The philosophy of competing power centres has, indeed, produced terrible dysfunction, distraction, disloyalty and leaks. Trump's failed and frightening executive order on immigration is exhibit A.
But now the National Security Council (NSC) seems to be in a full-scale crisis of purpose, thoroughly demoralised and trying to discern American policy from presidential tweets. With the real NSC badly weakened by the travails of the national security adviser, it seems Bannon is developing a shadow NSC to serve his well-developed nationalist agenda.
The President may thrive in chaos, but the presidency does not. A President needs aides who will give him honest information and analysis, not compete for his favour. This may even involve checking a President's mistaken instincts. There will always be competing power centres in the West Wing.
But the White House runs best when there is, according to a former White House official, "a strong chief of staff, empowered by the President to exercise absolute control over all logistics, decision-making processes, and execution. He can have as many advisers as he wants, but until one person has full control over the process, chaos will persist."
What does it mean to have a President who seems so hungry for affirmation and so influenced by slights? I recall (from working in George W. Bush's White House) the briefing material that senior staff received before international visits.

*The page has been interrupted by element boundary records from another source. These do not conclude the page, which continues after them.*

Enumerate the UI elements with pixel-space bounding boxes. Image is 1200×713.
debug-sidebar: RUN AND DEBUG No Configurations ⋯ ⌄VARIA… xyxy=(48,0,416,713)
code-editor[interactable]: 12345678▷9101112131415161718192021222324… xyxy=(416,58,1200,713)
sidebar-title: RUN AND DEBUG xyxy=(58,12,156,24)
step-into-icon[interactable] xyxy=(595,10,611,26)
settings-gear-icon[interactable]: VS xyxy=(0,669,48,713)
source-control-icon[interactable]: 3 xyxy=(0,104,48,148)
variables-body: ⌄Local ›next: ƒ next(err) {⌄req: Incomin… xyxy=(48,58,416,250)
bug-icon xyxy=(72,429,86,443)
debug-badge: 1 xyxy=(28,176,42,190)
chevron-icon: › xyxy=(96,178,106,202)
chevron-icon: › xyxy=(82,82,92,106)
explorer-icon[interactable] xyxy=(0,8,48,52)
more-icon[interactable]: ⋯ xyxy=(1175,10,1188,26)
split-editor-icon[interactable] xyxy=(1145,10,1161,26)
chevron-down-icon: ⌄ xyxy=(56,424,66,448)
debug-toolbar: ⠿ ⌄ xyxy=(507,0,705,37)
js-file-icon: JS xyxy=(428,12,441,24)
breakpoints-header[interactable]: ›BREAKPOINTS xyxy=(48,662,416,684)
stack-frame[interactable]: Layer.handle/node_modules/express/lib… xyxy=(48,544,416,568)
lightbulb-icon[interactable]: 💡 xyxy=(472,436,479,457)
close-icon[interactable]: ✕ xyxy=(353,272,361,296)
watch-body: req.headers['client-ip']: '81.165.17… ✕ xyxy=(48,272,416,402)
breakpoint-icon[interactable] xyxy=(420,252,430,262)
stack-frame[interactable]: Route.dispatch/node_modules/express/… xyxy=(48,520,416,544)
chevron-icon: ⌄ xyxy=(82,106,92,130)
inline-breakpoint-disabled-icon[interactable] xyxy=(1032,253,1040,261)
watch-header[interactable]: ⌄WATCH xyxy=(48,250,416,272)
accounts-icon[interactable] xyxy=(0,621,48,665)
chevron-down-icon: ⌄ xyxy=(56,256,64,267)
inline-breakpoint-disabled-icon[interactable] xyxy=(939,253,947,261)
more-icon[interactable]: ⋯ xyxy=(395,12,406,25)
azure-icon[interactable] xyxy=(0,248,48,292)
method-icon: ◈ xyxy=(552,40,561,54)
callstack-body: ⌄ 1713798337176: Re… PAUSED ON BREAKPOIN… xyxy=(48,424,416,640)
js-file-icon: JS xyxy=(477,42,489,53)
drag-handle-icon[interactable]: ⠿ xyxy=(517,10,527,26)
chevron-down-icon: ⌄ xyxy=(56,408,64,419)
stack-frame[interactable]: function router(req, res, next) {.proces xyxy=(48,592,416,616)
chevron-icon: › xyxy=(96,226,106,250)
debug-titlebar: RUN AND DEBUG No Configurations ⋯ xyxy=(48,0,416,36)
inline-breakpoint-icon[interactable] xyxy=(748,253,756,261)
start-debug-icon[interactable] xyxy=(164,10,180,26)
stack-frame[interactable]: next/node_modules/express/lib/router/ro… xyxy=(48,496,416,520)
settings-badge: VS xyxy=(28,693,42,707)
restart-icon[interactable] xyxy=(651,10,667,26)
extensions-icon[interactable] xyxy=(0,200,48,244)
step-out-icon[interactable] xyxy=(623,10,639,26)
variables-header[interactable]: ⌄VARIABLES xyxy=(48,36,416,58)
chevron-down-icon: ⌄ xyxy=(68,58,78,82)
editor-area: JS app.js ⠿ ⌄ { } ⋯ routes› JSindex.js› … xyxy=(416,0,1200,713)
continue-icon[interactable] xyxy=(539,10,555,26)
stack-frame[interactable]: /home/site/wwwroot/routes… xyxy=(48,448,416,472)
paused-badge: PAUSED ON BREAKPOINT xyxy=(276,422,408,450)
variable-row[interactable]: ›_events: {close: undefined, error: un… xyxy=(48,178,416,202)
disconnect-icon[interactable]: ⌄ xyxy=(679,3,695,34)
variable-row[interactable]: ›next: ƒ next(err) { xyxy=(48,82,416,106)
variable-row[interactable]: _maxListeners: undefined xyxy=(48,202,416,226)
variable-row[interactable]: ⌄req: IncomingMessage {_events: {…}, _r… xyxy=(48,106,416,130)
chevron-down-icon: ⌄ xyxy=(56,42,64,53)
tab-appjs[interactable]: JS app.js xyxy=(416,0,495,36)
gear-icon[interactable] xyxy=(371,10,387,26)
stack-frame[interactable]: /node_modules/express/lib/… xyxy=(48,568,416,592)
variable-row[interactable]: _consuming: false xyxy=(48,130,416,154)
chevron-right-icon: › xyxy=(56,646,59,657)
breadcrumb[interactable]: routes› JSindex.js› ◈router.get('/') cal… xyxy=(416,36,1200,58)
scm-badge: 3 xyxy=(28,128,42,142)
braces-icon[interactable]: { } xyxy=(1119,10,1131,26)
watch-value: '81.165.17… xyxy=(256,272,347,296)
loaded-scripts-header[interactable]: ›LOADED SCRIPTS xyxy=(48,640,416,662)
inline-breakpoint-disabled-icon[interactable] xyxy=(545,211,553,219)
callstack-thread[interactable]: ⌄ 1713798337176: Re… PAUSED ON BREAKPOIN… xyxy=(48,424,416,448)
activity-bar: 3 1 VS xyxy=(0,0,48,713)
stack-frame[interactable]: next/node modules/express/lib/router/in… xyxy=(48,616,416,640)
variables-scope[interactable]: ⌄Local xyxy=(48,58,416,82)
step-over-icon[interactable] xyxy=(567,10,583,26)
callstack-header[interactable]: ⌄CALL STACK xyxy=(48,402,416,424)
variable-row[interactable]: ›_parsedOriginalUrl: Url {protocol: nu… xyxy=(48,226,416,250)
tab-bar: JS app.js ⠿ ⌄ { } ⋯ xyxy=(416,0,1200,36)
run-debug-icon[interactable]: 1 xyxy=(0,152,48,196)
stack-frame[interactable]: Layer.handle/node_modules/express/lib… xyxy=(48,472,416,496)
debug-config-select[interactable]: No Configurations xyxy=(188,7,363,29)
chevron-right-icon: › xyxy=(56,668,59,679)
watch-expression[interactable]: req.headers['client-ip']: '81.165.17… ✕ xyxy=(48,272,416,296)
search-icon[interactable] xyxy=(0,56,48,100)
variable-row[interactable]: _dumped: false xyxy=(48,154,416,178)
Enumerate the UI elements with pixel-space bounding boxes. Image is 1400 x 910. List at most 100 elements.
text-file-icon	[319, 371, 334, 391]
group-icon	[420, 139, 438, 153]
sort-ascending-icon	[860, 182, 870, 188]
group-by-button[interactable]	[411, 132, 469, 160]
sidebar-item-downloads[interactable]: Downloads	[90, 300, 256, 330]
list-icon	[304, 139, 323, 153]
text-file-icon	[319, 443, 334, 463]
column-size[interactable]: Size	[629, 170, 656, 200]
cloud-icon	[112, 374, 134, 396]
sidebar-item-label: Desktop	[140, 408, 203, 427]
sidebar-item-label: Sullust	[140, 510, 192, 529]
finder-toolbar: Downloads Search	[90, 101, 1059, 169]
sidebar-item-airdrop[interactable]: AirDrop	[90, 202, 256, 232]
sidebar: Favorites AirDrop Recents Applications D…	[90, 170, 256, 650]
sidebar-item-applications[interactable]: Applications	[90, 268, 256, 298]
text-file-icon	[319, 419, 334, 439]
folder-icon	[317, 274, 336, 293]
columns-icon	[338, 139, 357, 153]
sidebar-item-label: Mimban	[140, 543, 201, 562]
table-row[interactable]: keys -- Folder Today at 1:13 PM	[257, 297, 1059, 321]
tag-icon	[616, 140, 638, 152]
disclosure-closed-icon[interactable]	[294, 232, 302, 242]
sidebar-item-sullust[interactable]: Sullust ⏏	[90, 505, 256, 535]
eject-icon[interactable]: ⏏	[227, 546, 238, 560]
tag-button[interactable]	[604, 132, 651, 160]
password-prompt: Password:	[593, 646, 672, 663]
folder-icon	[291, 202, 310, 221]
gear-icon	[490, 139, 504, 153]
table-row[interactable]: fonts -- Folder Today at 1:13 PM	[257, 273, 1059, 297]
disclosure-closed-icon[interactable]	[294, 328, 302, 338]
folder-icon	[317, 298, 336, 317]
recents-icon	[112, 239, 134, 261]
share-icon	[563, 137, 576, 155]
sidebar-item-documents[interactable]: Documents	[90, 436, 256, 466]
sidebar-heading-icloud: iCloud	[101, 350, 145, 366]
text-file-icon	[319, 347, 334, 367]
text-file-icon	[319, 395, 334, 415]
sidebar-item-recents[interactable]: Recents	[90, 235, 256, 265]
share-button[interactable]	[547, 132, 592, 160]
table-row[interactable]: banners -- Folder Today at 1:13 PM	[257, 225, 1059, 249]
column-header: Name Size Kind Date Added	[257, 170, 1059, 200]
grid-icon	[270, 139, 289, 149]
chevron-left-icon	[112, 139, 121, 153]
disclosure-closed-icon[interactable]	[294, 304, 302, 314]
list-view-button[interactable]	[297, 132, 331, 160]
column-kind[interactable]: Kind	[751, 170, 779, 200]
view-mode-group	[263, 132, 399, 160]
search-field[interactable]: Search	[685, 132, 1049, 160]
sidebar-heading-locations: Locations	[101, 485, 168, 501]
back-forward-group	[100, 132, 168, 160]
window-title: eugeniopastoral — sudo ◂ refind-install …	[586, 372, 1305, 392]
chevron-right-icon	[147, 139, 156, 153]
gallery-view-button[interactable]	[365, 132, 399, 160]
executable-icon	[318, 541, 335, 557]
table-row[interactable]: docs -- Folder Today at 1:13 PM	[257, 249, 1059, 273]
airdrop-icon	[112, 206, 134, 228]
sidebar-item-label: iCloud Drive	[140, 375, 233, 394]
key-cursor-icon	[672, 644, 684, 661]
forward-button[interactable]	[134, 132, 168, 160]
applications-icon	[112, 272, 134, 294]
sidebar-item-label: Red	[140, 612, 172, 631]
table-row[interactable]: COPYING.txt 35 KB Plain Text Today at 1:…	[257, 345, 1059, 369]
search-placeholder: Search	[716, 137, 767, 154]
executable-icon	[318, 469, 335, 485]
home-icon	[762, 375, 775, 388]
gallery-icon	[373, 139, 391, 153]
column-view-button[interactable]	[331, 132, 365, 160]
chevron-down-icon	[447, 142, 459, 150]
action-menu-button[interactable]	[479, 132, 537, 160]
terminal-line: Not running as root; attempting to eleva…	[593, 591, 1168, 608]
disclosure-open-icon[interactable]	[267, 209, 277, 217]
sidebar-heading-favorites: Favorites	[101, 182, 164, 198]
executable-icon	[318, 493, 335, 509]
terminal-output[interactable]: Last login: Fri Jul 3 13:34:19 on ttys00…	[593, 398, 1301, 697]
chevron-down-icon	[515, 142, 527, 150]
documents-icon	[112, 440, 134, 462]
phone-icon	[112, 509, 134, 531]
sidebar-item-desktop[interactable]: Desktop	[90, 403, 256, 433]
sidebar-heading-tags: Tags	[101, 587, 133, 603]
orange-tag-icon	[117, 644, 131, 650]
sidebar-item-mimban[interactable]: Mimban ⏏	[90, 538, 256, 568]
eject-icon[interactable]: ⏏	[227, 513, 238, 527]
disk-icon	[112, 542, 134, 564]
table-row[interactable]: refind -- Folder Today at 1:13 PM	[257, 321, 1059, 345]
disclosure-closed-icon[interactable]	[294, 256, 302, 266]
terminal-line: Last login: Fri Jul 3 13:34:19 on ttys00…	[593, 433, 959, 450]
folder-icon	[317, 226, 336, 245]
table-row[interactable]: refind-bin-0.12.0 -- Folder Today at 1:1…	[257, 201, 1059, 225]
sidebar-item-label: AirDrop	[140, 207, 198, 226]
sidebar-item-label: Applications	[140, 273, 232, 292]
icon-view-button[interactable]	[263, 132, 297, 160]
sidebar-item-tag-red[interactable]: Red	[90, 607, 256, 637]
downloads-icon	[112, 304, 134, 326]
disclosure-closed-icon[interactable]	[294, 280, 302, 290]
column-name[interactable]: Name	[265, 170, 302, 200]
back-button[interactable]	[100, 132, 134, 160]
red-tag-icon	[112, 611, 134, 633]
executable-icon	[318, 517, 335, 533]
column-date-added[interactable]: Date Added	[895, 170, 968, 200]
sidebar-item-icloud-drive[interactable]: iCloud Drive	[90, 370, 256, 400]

It always included detailed personality profiles of foreign leaders. Surely other intelligence services prepare the same way. Might Trump's impulsive (and perhaps compulsive) reactions be manipulated by enemies and allies, either to allay or enrage?
For whatever reason, Trump sees benefits in surrounding himself with a swarm of disorder and disruption. So far, that has helped produce relatively small, self-made crises.
But what about the big ones caused by the relentless flow of events? The President will face challenges of amazing complexity that must be addressed in real time, without do-overs. Will he be able to act swiftly, on the best information and the best advice?